Annual exams by the Illinois veterinary team starting a few years ago led to recommendations that the bears get less fruit and more vegetables. For other animals, food is moved around the enclosure to different spots each day to encourage foraging.

Veterinary medicine student Rachel Hallman jokes with her colleagues during post-exam testing.
Beyond dietary changes, the animals also get treatment for chronic conditions at these exams. In some cases, serious conditions can be identified before they manifest in animal behavior, giving the park options for care plans.
Doug Dillow, who recently retired as executive director of the park, says the impact of the wellness care from the Illinois veterinary team has been major.
“We’ve completely changed many of our park procedures in our animal care,” he says. “It’s just raised the level of their standard of living and their overall health in a major way.”
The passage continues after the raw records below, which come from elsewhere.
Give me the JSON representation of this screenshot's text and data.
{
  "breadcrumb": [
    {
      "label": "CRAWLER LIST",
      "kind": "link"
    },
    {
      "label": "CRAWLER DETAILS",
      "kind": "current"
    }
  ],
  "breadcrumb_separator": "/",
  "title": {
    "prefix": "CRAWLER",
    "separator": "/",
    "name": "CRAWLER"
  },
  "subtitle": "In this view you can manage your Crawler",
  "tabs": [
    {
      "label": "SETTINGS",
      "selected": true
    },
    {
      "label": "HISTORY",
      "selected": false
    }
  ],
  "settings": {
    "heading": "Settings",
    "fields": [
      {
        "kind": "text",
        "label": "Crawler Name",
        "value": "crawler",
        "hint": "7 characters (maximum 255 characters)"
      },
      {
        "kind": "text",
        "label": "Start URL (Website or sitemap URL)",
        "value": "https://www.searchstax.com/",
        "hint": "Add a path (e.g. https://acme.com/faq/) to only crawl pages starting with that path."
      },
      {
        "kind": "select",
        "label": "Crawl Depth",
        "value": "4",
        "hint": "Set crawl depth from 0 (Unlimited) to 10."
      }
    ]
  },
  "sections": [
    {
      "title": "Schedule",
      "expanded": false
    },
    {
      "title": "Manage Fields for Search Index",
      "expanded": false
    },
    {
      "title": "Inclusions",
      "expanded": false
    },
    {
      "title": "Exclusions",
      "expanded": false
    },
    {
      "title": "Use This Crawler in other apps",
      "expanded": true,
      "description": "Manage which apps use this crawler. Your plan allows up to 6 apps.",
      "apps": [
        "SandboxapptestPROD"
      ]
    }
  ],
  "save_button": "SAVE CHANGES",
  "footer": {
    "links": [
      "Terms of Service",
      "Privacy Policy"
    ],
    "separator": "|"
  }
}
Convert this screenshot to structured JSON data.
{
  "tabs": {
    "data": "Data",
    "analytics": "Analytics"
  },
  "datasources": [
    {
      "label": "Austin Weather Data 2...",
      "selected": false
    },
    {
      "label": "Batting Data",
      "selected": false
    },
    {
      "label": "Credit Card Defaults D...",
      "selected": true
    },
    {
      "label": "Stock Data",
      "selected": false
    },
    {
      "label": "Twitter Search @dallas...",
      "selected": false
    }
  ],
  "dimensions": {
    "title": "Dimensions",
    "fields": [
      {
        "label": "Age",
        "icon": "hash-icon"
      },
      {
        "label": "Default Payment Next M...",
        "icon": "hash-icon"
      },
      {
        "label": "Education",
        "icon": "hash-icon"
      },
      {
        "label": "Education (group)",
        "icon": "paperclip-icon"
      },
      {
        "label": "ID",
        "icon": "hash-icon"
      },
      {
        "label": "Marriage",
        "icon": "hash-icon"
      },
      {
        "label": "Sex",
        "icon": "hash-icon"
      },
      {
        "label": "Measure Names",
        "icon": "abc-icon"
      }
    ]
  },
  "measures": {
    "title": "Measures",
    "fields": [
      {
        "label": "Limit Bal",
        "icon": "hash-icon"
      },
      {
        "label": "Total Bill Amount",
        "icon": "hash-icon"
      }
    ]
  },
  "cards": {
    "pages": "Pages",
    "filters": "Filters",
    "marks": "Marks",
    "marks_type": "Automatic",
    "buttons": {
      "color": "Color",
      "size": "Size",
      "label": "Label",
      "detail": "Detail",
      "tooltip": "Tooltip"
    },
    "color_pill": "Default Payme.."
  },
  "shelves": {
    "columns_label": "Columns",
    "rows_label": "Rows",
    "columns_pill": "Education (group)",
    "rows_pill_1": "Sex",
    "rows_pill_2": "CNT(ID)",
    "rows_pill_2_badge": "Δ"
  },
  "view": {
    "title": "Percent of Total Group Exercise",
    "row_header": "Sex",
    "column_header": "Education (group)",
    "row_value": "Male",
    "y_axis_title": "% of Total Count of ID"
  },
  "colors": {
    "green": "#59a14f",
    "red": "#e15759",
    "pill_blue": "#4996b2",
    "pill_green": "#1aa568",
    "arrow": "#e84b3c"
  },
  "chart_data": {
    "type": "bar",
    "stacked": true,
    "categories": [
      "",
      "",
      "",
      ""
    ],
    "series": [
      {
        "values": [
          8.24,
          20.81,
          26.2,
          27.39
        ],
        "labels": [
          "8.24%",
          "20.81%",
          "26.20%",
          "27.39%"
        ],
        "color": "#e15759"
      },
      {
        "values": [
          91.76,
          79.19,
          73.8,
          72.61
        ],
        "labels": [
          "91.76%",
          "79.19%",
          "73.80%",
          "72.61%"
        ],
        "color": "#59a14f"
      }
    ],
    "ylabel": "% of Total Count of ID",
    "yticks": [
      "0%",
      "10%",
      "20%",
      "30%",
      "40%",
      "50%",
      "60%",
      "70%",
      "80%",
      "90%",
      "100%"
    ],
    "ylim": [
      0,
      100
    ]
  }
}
Sander safely captures a silver fox without having to sedate the animal.
To an outside observer, the days look long and hard. But vet med student Erin Lee says that’s not the case at all.

Oakley the river otter gets a full exam after avoiding various attempts to sedate him earlier in the day. Students monitor breathing and heart rate as they start the exam.
“For students, it’s a fantastic opportunity. You’re hands-on with a lot of species,” she says. “You learn how to work with many different people. And, at the end of the day, everything just comes together. You feel like a doctor and you get to use multiple facets of your knowledge.”
Lee’s classmate Samantha Johnson agrees.

Sander explains how to use a dart to sedate an animal. The goal is to safely deliver the required amount of sedative without distressing the animal, she says.
“I like to be able to help these creatures because they’re not able to help themselves,” Johnson says. “Besides, having a large carnivore under anesthesia is exciting.”
So, what does it take to weigh a black bear? An industrial-strength animal stretcher, straps to attach the stretcher and bear to a hanging scale, and seven people with a pole to hoist all of it up off the ground.
Molly weighed in at a svelte 280 pounds, a much-improved number from the 442 pounds she weighed at her exam in 2015. I’m not sure if there is a medical privacy policy for bears, so please don’t tell Molly where you heard that.

Classmates Gaby Escalante, left, and Rachel Hallman spontaneously high-five each other at the end of a long day.